L’incontro con Antonio Avati e i dubbi di Pupi.
«L’incontro con Pupi Avati lo devo al fratello Antonio. Nel ’76 Pupi stava preparando Tutti defunti tranne i morti e cercavano il secondo protagonista, ma nonostante le pressioni del fratello non ne voleva sapere niente di me. Antonio organizzò un appuntamento in sartoria per l’abbigliamento del personaggio, che era un investigatore, e mi misero impermeabile e cappello alla Humphrey Bogart. Aprii la porta dello stanzino e mi presentai davanti a Pupi: rise di cuore e mi assegnò il ruolo. Da lì è cominciato un sodalizio professionale lunghissimo e un’amicizia profonda».

Il caratterista diventa attore protagonista. «Carlo Balla era inevitabilmente Delle Piane» e il successo di Una gita scolastica.
«Nel 1983 Pupi Avati mi cuce addosso un ruolo per la prima volta da protagonista assoluto. In Una gita scolastica il professor Carlo Balla innamorato della collega, con volontà far trasparire sullo schermo anche la mia interiorità. «Non ho niente contro il matrimonio. È che bisognerebbe chiedere a lui cos’ha contro di me», diceva Balla. Non era un personaggio facile, poteva scadere nel ridicolo o nel melodrammatico. Pensando a Keaton ne diedi un’interpretazione asciutta, essenziale. Un film che riscosse moltissimi consensi e vinsi a Venezia il premio Pasinetti».

Regalo di Natale, una telefonata e il trionfo al Festival di Venezia.
«Nel 1986 è arrivata la consacrazione con il film Regalo di Natale. Vinsi a Venezia la Coppa Volpi per la migliore interpretazione maschile. Il nostro nome non circolava tra i favoriti. Poi arrivarono due telefonate a casa di Antonio Avati. «Sei seduto?» «No, sono sdraiato». «Hai vinto, dobbiamo partire subito per il Lido!» Ricordo con particolare piacere l’abbraccio forte e i complimenti di Walter Chiari».
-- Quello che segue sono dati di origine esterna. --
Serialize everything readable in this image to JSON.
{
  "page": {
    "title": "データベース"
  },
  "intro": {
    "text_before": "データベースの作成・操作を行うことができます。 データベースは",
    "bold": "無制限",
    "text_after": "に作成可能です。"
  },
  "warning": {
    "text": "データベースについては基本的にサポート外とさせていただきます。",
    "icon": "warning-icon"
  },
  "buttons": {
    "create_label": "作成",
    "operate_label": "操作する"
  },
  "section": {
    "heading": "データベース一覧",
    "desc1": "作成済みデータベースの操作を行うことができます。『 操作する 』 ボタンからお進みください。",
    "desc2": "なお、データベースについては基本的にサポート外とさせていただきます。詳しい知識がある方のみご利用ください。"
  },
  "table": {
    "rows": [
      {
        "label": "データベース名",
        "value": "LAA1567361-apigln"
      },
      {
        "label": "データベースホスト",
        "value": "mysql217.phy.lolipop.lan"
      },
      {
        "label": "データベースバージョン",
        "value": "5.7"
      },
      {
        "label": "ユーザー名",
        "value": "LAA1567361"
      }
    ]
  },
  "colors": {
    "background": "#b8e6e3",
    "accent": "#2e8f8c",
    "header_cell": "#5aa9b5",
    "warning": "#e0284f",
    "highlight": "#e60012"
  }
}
Oggi si riconosce nella commedia italiana?
«La commedia era un’altra cosa e non mi riferisco solo ai cosiddetti “cinepanettoni”. Il problema principale è che mancano gli sceneggiatori, non c’è una vera scrittura. Oggi si pensa soprattutto al denaro, ad andare sul sicuro. Una volta i grandi produttori almeno una volta all’anno scommettevano su un film d’autore. Il nostro cinema non varca più i confini della penisola. E mi rimprovero di non aver imparato l’inglese per lavorare oltre oceano. Ai giovani dico di fare la gavetta, di non sentirsi mai arrivati o pronti. Hanno a disposizione mezzi tecnici straordinari, ma mi sembra che oggi l’unico obiettivo sia apparire più che studiare».